LISA DENTON: There really didn't seem to be any momentum building for the finale. After Reco was robbed in the next-to-last episode, the climax was, well, anti-climactic. I'm not sure anybody cared who won after that.

Considering that "The Fashion Show" was cut whole cloth from the "Project Runway" pattern, it'll be interesting to see how "Runway" fares when it re-emerges Aug. 20. The show's new bosses at Lifetime Television are certainly trying to make a splash. The network is preceding the debut with an "All-Star Challenge," a two-hour contest between eight designers from the five previous Bravo seasons, and following it with "Models of the Runway," a peek behind the scenes from the models' perspective.

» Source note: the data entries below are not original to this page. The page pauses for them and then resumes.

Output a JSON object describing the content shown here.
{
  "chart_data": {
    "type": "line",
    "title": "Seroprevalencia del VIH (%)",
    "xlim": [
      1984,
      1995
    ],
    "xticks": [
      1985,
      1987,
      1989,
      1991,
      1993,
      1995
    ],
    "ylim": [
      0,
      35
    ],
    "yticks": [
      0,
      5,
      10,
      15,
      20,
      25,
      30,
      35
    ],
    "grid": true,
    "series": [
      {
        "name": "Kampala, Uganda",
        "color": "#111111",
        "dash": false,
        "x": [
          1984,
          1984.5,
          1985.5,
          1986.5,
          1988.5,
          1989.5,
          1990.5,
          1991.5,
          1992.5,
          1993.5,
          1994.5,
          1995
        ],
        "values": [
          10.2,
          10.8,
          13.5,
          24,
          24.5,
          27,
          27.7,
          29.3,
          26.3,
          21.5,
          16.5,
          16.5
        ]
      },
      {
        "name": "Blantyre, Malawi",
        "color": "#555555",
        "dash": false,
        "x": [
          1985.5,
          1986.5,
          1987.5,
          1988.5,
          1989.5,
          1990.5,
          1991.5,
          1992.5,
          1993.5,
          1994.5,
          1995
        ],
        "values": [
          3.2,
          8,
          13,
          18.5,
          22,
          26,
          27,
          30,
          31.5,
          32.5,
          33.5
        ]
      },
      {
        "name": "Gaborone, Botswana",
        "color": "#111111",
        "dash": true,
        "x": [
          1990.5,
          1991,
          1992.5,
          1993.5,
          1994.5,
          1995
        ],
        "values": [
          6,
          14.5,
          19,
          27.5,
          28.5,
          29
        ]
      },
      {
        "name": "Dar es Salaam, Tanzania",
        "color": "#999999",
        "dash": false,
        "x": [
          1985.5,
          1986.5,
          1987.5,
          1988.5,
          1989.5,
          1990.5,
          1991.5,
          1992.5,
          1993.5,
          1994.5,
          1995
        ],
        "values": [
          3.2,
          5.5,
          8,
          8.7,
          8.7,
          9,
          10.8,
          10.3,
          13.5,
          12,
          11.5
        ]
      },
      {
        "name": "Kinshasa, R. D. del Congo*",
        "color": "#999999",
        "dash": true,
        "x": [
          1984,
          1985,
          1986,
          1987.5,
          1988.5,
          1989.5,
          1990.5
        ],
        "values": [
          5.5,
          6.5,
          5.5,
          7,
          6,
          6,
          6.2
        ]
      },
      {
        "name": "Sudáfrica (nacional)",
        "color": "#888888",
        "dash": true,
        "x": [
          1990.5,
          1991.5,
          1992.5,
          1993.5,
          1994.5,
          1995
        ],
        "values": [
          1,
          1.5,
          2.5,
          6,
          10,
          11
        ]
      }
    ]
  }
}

I'm not sure whether it was "The Fashion Show's" too-similar premise, the drab judges or the unsympathetic contestants but, as Isaac Mizrahi would say, I just wasn't buying it, darling.

SUSAN: I liked Anna's collection and thought it was very marketable in its color and shaping, but I still feel like she should have been competing against Reco and Daniella instead of James-Paul and Daniella. Evidently many other fans agreed, judging by the comments Isaac read from viewers.

To have been so vocal during the episodes, Reco seemed quite restrained during the finale/reunion show. His withdrawn attitude made me think he might be carrying a chip on his shoulder over his exclusion from the finalists.

LISA: I also thought he was uncharacteristically subdued. Maybe he considered the reunion show a waste of time since there was nothing to be gained by being there. That is one thing you can say about Reco. His fellow contestants didn't have to wait until the recap to know how he felt about them.

As much as producers tried to pit Reco and Daniella against each other in the early episodes, it really was a letdown for Reco not to be in the running at the end.

I think that's part of what threw the show off-track. Rather than having three designers creating "real fashions for real women," we were left with Anna and Daniella, who pretty much hit the mark, and James-Paul, who seemed to be designing for creatures from another planet.

SUSAN: I really detested James Paul's collection. Its black-and-gray layers were depressing. Its layers and hoods were bulky and looked unstructured. Those hooded faces and draped layers made me think of an Ewok funeral.

And the idea that any woman would unbutton her skirt to pull forward and use as a "gathering" apron is totally ridiculous. The only gathering I do is with a Bi-Lo cart.

LISA: Yes, it was all very strange. I thought Anna's designs were very wearable and pretty, and Daniella's did have a youthful edge. She got a lot of praise from the judges about incorporating shoulder pads -- never mind that many looked like they were made of rubber and were on the outside of the garment.

That was the disconnect between how the show started out and how it ended up. "Project Runway" has always been about cutting-edge couture, not wearable fashion. "The Fashion Show" billed itself as ready-to-wear but couldn't resist the runway. Ultimately that was a design viewers just weren't sold on.